If true — and the public is unlikely to find out any time soon — then Turkey breached one of the fundamental unwritten rules of ethics in the lawless no-rules game of espionage: do not betray your fellow cooperating intelligence service, because it will haunt you and damage your own interests with all other intelligence services. Turkey’s alleged conduct can be condemned, but understood, because in the cesspool of the covert intelligence war, there are no long-term loyalties, only immediate interests — and Turkey probably had overriding interests strong enough to risk the price it will have to pay for their disloyalty.
Intelligence is traded between countries’ intelligence services just like commodities are traded in the world markets. They trade information for other information or take “a credit slip” for future exchanges.
Although it is common practice among intelligence services to trade information, steps are taken to protect sources and methods used to obtain the information. Rarely are actual secret documents shared for fear that hidden markers would reveal who had original access to the documents. For example: If there are 10 copies of the same intelligence report distributed within a country’s government — each copy has a minuscule change from the others, perhaps just a comma in a different location in the text. Therefore, that risk exists even when redacted documents are sent. Instead, the transferring organization usually prepares a synopsis of the document before it is released to the receiving intelligence organization.
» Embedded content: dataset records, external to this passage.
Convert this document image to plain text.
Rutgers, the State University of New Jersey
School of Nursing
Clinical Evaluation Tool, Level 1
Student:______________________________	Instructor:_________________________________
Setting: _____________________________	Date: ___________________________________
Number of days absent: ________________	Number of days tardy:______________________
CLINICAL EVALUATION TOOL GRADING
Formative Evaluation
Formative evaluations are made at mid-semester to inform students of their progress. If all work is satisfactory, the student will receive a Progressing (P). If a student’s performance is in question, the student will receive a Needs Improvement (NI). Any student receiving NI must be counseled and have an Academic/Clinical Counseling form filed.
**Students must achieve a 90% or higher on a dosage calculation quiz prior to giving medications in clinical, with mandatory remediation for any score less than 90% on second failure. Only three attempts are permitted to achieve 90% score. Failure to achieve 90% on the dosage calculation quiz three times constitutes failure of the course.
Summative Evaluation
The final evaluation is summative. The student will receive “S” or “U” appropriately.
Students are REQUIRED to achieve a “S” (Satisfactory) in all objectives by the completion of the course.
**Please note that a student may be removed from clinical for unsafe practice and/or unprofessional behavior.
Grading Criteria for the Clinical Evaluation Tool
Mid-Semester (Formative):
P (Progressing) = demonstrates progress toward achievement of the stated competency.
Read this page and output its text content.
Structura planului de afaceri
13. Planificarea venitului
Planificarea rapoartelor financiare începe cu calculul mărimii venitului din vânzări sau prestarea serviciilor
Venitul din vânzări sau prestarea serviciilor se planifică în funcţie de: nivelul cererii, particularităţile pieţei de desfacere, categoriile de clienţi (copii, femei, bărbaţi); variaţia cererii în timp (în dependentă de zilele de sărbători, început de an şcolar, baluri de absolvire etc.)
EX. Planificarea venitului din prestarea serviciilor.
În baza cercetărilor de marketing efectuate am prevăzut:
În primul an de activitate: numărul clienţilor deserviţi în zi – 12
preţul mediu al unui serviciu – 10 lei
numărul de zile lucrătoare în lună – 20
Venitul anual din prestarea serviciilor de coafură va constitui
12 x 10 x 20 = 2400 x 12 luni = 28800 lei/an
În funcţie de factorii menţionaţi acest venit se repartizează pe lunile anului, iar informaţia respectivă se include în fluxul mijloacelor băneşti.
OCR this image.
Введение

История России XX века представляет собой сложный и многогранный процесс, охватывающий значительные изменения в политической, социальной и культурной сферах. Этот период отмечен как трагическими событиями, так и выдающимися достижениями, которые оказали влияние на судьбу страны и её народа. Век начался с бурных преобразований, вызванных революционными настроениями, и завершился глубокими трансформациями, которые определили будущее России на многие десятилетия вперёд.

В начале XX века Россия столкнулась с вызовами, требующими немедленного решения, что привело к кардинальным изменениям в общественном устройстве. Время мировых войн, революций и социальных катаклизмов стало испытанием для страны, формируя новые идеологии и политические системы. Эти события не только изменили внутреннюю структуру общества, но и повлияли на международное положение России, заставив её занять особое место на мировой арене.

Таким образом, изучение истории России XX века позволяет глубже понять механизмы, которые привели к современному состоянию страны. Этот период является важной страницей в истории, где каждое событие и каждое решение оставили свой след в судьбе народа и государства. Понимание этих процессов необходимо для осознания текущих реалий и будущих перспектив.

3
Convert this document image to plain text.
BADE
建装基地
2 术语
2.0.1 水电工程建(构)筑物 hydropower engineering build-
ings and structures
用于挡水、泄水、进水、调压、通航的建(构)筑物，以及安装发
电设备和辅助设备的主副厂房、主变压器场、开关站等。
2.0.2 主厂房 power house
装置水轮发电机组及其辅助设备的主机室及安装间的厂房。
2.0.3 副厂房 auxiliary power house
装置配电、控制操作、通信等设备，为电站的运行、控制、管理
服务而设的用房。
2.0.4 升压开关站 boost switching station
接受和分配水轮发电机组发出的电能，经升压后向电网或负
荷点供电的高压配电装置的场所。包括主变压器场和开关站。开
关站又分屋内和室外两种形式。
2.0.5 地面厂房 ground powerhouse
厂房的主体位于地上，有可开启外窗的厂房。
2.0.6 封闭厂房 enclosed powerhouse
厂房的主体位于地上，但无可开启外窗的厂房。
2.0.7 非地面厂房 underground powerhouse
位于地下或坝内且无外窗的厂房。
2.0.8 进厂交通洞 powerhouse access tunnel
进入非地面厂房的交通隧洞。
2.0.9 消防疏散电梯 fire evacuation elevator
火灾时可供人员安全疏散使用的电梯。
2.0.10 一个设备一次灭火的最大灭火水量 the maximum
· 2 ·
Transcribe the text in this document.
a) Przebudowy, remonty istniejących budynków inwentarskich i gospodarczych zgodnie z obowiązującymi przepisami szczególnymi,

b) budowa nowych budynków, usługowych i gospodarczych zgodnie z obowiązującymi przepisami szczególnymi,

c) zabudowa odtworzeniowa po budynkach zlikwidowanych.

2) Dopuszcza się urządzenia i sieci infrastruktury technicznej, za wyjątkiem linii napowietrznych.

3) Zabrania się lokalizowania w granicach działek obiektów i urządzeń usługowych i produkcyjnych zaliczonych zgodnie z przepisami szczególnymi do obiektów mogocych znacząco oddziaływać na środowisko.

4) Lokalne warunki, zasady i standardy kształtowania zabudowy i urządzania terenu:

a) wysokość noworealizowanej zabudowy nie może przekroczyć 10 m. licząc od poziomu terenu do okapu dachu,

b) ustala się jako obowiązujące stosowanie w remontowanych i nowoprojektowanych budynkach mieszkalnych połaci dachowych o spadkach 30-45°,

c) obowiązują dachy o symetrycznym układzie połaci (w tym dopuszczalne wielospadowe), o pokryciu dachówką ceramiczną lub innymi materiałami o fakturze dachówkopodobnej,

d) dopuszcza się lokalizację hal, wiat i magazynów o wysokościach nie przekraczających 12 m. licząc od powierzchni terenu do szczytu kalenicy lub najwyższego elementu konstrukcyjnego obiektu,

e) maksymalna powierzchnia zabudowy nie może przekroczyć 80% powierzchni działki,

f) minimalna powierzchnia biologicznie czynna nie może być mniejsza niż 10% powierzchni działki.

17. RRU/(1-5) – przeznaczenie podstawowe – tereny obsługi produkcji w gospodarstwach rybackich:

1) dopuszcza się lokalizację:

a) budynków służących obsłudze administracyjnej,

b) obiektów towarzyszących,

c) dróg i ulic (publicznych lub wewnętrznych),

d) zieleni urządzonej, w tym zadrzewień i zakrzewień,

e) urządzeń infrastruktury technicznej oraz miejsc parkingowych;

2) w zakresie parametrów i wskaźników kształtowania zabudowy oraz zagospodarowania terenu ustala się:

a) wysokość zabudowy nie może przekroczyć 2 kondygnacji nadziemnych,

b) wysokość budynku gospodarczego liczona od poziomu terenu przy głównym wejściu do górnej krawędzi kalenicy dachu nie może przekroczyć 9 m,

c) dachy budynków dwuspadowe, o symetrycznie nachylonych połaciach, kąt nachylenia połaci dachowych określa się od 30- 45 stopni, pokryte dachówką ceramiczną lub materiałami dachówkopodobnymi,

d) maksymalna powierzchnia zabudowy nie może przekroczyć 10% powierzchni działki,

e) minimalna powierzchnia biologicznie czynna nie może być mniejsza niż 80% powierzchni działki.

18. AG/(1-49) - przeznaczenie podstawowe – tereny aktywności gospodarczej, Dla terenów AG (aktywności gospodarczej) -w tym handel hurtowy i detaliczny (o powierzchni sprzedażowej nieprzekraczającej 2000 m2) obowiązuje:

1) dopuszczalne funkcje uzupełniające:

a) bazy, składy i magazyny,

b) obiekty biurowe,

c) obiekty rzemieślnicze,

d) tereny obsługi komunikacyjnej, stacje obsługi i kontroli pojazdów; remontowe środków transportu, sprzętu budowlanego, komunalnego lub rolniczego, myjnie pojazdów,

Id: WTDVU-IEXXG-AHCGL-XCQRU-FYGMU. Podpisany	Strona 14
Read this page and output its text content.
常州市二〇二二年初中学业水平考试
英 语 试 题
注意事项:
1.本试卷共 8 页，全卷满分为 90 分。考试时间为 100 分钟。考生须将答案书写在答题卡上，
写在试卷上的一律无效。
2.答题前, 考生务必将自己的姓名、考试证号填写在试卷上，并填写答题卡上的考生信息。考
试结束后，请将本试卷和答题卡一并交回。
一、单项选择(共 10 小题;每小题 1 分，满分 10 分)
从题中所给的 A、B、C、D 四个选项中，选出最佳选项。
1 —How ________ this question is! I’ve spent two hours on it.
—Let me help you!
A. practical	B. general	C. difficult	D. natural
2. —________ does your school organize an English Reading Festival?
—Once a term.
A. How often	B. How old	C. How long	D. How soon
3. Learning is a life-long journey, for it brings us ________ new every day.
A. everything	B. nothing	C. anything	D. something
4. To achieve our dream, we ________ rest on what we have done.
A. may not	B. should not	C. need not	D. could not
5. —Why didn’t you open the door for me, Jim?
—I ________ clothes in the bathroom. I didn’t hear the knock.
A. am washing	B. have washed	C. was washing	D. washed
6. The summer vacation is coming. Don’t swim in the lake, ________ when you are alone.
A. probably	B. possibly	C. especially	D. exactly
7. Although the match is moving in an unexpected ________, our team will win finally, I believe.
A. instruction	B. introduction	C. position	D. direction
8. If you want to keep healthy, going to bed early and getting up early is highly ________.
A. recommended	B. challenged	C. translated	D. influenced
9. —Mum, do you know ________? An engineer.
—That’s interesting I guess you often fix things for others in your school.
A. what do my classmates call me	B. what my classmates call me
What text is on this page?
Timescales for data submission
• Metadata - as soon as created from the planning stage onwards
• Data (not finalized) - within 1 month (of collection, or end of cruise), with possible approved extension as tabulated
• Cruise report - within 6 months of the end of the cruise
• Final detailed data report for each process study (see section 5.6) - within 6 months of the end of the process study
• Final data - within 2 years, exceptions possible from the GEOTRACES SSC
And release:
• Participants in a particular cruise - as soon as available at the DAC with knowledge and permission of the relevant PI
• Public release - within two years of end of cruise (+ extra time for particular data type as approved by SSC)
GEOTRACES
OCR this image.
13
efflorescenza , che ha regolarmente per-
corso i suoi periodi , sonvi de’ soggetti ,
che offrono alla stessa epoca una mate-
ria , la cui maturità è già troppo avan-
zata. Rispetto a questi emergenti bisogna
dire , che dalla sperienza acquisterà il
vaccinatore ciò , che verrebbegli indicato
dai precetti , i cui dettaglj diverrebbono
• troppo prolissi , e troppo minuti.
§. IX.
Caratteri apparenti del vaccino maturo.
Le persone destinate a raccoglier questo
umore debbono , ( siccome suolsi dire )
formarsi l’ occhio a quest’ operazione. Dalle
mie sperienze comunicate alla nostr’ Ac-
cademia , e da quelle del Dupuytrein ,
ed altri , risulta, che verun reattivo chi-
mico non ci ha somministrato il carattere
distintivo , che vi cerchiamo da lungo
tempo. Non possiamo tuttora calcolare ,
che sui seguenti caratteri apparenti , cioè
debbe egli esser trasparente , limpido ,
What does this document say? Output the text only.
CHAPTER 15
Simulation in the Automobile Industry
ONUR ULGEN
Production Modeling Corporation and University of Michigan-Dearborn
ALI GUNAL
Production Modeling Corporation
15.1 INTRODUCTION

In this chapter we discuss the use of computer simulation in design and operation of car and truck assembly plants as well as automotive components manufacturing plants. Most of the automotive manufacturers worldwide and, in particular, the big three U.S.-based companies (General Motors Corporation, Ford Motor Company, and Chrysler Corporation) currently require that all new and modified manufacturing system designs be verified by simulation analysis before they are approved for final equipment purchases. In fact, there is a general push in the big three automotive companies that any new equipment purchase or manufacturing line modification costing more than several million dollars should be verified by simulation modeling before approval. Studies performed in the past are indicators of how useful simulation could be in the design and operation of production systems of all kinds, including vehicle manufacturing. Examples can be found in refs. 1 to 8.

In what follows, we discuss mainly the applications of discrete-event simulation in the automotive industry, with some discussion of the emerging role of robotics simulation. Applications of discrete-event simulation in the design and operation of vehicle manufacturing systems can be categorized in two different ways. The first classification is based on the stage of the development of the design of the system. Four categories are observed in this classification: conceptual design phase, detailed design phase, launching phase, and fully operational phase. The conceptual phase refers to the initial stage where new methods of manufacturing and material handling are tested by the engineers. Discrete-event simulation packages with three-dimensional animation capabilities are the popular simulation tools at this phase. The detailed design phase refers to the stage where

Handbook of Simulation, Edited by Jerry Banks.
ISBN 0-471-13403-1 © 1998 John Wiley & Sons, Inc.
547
The same elaborate security minded procedures are applied when intelligence agents meet their “assets.” That is particularly true when the meetings are held in countries with suspect loyalty towards the visiting agents’ country. That could have happened with the case at hand. What appears to have happened is that the Israeli Mossad case officers — probably no more than two or three at the time plus back up security — met near the Turkish-Iranian border with their “assets” who had crossed the mountains between the countries. In my fictional intelligence thriller The Chameleon Conspiracy there is a detailed description how a CIA/Mossad agent escaped from Iran to Turkey using the same route. It is not known whether the alleged meeting between the Mossad agents and the “assets” was held with the knowledge of the Turkish intelligence service, Milli Istihbarat Teskilati, or MIT, because Israel could share intelligence, but never operational activities. However, even without MIT’s nod, there’s no doubt that its agents are monitoring the towns nearby the Iranian border, and any strange face gets immediate attention.
Two conclusions can be drawn from the Washington Post’s report; first, whoever leaked them the information, probably a Western intelligence agency, used the credibility of the newspaper to shoot a salvo across the Turkish intelligence agency’s bow: Hey, MIT, you did something that is just not done. And our long organizational memory will teach us to be wary of you next time you want to exchange intelligence information.
Indeed, Turkey immediately protested the article describing it “as part of an attempt to discredit Turkey by foreign powers uncomfortable with its growing influence in the Middle East.”
The second conclusion is that Mossad Israeli case officers preferred not to enter Iran and held face-to-face debriefing rendezvous with their “assets” outside Iran, fearing that any other mode of communication, such as electronic, is less reliable. Who were these assets? Definitely not Israelis, perhaps members of an ethnic minority with an agenda — Kurds, Bahá’í, or Balochs — discriminated Sunni Muslims in Shiite Iran.
In the murky world of international espionage, multiple layers of secrecy, subterfuge and treachery are not the exception. They are the rule.